A ce jour, la faible quantité de données et les moyens d'analyse à disposition du MIPP ne permettent pas de tirer des conclusions quant à l’existence de discrimination ou de profilage ethnique au sein de la police genevoise. 

Néanmoins, la méthodologie particulière du MIPP, notamment en effectuant une distinction entre la perception de la victime et l'intention de l'auteur, met en évidence l'importance du concept de subjectivité dans l'analyse des discriminations.

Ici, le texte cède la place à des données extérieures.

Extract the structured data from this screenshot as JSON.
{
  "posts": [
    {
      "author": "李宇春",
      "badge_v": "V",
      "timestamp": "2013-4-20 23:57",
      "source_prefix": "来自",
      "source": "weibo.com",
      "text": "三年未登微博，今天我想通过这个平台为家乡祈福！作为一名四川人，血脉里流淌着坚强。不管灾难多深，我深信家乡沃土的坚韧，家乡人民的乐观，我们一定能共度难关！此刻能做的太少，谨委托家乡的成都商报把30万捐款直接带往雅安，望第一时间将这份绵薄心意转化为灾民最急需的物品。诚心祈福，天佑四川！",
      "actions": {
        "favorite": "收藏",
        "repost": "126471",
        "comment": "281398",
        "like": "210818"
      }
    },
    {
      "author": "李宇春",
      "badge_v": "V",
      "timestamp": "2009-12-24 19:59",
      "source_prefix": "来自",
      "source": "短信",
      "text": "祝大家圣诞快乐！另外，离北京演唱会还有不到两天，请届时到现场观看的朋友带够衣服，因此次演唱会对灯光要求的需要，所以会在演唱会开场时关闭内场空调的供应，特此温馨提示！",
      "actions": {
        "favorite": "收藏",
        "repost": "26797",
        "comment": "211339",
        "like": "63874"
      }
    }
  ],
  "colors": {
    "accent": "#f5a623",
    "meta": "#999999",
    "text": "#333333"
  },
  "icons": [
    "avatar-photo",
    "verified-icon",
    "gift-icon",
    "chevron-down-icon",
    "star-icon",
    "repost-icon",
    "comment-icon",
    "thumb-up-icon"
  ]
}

Dans leur article sur l'émergence et la transformation des conflits , Felstiner, Abel et Sarat 1 l'ont d'ailleurs très bien démontré : pour qu'un conflit émerge et qu'une action soit entreprise, il faut que l'expérience dommageable inconsciente (unpercieved injurious experience UNPIE) soit transformée en expérience dommageable consciente (percieved injurious experience PIE). La perception du dommage dépend de la capacité de chacun à tolérer la détresse et l’injustice. Celle-ci peut être conditionnée par l’éducation, la différence de classe sociale, le réseau, la manipulation de l’information par l’auteur, etc. Les auteurs corroborent ainsi ce qui a été observé lors du traitement de conflit par le MIPP, à savoir qu’une expérience dommageable est un concept subjectif qui dépend de la perception et de l’évaluation2.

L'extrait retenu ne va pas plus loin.